The only subtle point is recognizing that the wrong-direction travel is not discarded but counted twice. This is encoded directly in 2 * a.

Worked Examples

Sample 1

Input:

A = 4
B = 2
Step A B Computation Result
Read input 4 2 - -
Apply formula 4 2 2×4 + 2 10

The journey goes 4 km in the wrong direction, returns 4 km, then proceeds 2 km correctly. The table confirms the decomposition into three segments.

Sample 2

Input:

A = 5
B = 7
Step A B Computation Result
Read input 5 7 - -
Apply formula 5 7 2×5 + 7 17

This case shows that when the correct path is longer, the structure still holds. The detour contribution remains independent of B.

Complexity Analysis

Measure Complexity Explanation
Time O(1) Only two arithmetic operations are performed
Space O(1) No auxiliary storage beyond input variables

The constraints allow up to 10^6, but the computation does not depend on input size at all. The solution runs instantly within limits.

Test Cases

import sys, io

def run(inp: str) -> str:
    sys.stdin = io.StringIO(inp)
    a = int(input().strip())
    b = int(input().strip())
    return str(2 * a + b)

# provided samples
assert run("4\n2\n") == "10", "sample 1"
assert run("5\n7\n") == "17", "sample 2"
assert run("2\n4\n") == "8", "sample 3"

# minimum values
assert run("1\n1\n") == "3", "min case"

# asymmetric small values
assert run("1\n10\n") == "12", "small A, large B"

# large values
assert run("1000000\n1000000\n") == "3000000", "max case"
Test input Expected output What it validates
1, 1 3 minimum boundary correctness
1, 10 12 imbalance between segments
10^6, 10^6 3×10^6 overflow-safe arithmetic

Edge Cases

The smallest possible input occurs when both distances are 1. In that case, the traveler goes 1 km wrong, returns 1 km, then proceeds 1 km correctly, totaling 3. The formula 2A + B correctly produces 3, confirming that even minimal paths preserve the structure.

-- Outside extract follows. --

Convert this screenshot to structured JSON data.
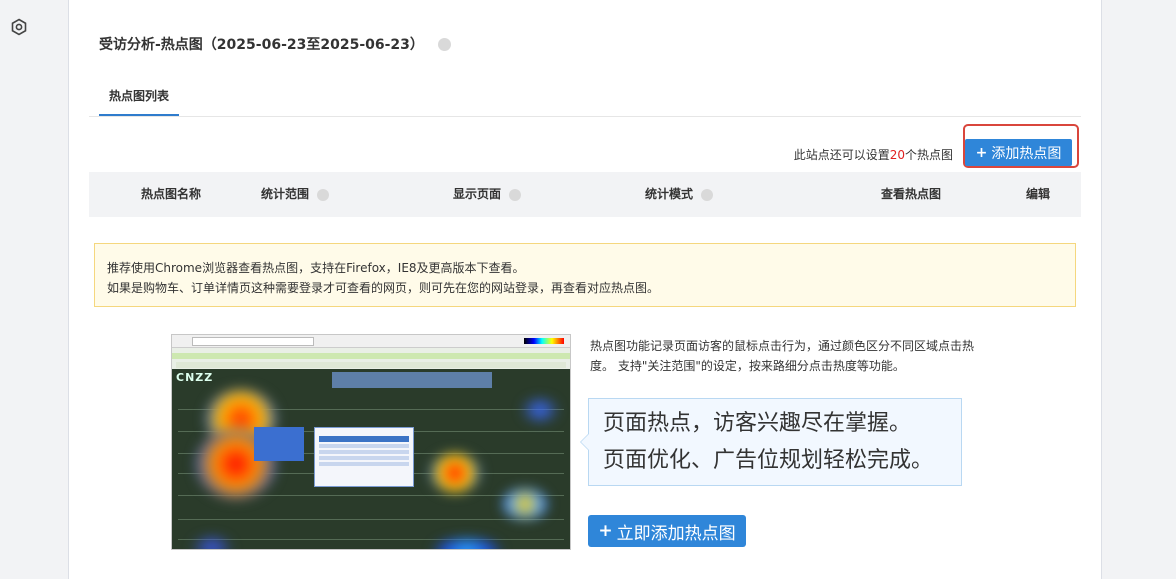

When A is large and B is small, such as A = 10^6 and B = 1, the detour dominates the result. The computation still reduces to a single expression, and no overflow issues arise in Python due to arbitrary precision integers.

When B is large and A is minimal, the detour becomes negligible relative to the final segment, but it still contributes exactly twice its value. This confirms that the detour is independent of the final route length, and the additive decomposition remains valid in all regimes.